The gathering discussed the necessity of professional confidence to support the inclusion of innovative and effective teaching methods in primary and secondary school systems. The meeting also marked the release of the revised WISE-RSA report entitled ‘Creative Public Leadership: How School System Leaders Can Create the Conditions for System-wide Innovation’.
The event was chaired by Stavros Yiannouka, CEO, WISE, who introduced the organisation as an initiative of Qatar Foundation for Education, Science and Community Development (QF), under the leadership of its chairperson, HH Sheikha Moza bint Nasser, and discussed its commitment to innovation, action and partnership in education.
According to Yiannouka, “unprecedented challenges” were becoming “more diverse, more complex, less sustainable, and less equal,” making reforms to the international education system more crucial than ever.

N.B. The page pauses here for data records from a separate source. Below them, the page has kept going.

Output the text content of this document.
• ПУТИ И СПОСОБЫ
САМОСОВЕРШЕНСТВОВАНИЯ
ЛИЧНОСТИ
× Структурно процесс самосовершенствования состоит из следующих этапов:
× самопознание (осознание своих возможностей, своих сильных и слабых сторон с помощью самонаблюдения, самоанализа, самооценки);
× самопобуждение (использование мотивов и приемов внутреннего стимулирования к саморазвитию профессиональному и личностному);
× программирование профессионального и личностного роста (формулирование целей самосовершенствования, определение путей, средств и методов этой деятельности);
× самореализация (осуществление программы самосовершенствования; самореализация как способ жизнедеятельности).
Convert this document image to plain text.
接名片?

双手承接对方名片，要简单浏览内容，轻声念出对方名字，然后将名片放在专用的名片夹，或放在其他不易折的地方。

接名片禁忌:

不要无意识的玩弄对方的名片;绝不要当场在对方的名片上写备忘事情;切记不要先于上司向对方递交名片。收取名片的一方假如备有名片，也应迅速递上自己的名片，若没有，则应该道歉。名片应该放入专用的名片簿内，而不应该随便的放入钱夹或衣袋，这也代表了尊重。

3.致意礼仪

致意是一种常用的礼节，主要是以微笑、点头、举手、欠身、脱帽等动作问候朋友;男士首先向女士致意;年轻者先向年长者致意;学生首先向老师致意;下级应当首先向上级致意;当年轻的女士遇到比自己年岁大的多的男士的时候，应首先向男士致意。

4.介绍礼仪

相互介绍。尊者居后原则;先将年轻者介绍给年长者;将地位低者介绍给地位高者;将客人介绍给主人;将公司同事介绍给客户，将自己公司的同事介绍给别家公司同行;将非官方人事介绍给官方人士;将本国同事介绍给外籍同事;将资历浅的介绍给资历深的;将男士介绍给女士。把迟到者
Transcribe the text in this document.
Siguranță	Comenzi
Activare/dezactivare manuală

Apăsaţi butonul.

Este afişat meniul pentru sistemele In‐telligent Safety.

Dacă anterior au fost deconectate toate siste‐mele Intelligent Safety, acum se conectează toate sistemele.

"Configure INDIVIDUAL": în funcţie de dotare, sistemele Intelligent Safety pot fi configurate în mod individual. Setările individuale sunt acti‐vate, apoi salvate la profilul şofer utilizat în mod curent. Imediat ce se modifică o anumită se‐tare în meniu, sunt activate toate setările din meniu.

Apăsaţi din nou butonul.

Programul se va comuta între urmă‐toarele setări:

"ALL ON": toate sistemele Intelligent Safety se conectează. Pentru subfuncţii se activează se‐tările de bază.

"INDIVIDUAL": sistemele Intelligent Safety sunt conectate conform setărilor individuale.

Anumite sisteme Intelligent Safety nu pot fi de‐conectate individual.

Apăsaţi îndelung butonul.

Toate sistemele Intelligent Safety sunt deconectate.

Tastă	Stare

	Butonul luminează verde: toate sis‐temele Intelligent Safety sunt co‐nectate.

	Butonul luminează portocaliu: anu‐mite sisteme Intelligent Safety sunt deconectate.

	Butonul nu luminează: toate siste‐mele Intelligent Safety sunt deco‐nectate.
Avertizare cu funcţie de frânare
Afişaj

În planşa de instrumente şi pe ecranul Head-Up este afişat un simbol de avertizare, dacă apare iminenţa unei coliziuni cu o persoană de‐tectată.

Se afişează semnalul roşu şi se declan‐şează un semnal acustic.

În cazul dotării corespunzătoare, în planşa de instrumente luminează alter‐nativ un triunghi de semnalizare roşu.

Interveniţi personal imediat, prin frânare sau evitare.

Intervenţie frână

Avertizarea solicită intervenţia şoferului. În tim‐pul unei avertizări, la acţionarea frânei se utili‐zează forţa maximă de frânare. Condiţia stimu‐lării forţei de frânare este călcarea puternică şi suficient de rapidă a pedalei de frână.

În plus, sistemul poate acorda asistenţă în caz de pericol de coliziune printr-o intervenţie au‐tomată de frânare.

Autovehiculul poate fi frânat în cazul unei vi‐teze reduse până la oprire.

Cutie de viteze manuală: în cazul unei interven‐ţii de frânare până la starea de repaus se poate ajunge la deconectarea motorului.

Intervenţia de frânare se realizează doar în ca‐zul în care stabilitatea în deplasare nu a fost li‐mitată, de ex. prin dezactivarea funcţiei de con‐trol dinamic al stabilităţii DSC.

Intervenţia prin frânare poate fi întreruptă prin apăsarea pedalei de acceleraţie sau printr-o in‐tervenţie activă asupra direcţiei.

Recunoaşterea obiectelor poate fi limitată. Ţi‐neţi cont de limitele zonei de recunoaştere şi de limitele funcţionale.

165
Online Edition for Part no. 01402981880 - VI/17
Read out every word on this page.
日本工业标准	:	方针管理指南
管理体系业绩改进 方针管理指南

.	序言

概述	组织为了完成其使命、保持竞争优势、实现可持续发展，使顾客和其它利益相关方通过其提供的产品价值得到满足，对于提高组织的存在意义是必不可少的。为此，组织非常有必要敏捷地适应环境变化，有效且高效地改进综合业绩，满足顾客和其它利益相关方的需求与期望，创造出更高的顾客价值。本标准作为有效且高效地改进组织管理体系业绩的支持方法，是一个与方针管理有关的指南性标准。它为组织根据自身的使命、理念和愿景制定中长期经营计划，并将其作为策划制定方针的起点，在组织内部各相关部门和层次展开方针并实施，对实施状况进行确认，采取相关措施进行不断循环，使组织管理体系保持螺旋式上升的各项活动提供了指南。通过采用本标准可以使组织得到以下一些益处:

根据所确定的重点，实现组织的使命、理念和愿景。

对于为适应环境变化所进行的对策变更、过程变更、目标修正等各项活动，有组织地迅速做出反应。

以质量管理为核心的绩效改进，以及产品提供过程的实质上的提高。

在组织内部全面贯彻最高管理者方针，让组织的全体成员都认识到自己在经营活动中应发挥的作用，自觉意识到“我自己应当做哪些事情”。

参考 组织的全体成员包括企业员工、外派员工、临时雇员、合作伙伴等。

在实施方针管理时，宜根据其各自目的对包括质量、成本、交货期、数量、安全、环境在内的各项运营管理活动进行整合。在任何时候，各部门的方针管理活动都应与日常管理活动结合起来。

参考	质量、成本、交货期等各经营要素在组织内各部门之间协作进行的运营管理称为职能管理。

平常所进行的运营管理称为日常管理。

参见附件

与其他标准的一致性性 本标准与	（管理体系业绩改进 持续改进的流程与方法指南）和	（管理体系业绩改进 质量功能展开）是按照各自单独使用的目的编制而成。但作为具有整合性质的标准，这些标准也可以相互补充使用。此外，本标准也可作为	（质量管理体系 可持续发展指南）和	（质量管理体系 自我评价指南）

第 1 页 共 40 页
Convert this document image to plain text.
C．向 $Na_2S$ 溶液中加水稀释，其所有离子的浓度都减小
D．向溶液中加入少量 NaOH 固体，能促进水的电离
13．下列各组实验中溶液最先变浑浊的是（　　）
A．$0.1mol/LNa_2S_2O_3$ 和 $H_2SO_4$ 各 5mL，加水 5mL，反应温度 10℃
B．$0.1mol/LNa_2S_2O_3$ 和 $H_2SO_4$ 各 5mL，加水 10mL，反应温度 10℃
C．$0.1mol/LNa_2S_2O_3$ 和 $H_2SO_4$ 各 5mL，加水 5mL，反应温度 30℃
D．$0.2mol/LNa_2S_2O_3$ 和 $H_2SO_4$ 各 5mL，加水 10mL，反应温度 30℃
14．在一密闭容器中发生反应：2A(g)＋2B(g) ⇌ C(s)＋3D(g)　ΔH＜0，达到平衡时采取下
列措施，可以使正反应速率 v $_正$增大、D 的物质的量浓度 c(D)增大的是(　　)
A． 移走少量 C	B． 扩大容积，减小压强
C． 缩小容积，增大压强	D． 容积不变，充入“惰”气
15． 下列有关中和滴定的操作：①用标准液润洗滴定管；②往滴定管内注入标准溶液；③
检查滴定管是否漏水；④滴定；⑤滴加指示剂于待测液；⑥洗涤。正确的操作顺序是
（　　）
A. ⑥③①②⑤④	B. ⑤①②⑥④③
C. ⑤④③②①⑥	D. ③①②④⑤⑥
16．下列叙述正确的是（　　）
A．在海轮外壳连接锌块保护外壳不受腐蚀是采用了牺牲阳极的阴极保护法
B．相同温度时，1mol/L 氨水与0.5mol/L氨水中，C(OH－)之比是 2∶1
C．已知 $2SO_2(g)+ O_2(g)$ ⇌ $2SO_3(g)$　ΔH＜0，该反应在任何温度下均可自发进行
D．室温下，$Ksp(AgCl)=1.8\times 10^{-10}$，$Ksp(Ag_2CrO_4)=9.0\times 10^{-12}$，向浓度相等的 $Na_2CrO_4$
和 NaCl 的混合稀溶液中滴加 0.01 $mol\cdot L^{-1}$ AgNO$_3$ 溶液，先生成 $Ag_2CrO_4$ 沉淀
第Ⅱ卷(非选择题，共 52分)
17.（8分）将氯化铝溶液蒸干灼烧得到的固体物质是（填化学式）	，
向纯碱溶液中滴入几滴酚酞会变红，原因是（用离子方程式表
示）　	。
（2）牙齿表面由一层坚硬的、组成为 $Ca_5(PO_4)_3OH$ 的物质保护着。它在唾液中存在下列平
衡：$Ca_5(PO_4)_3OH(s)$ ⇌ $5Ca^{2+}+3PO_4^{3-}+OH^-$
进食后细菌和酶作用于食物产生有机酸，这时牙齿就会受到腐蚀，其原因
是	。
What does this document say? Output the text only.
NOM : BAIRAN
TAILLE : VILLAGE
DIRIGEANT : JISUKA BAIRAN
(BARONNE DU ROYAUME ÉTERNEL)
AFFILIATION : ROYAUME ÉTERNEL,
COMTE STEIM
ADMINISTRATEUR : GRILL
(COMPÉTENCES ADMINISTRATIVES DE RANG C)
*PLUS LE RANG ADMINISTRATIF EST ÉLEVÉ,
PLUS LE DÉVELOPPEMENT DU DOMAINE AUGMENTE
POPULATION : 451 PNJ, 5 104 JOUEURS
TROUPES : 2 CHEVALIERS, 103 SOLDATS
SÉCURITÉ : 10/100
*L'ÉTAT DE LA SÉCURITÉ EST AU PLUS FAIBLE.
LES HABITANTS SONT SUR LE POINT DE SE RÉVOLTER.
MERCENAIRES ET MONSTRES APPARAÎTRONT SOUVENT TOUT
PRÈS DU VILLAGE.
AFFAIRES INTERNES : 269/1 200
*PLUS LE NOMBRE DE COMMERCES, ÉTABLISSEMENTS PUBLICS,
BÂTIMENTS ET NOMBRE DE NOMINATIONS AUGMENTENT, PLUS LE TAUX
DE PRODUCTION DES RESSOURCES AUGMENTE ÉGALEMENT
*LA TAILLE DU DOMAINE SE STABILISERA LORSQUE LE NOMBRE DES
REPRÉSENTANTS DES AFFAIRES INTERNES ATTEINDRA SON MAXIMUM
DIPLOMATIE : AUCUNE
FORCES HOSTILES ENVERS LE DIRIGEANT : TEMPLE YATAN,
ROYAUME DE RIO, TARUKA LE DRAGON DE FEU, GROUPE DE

He also emphasised the updated report’s focus on “how to create public education systems that are conducive to widespread innovation and possess the capacities to adopt and scale innovations that are shown to work.”  
The main authors of the report, Joe Hallgarten, director, Creative Learning and Development at the RSA, and Valerie Hannon, director and co-founder of the Innovation Unit, also attended the event and commented on their findings.
Hallgarten remarked that the current reform models undervalue teacher professionalism, and that international aid in developing countries has become linked to those countries’ ability to “successfully adopt the features of more Westernised schooling paradigms.”
He called for change to be “built on teacher empowerment” that “values the broader outcomes of creativity, agency, and well-being, and which works deeply with civil society as partners in learning.”
Hannon spoke about the need to make a case for change by engaging ‘edupreneurs’ and others in the business community, to become partners in building education systems “in much more profound ways.”
During the session, a panel of experts considered the challenges of leading impactful research for concrete action and change, discussing ways to more effectively communicate and interact with policy makers, school leaders, educators and communities.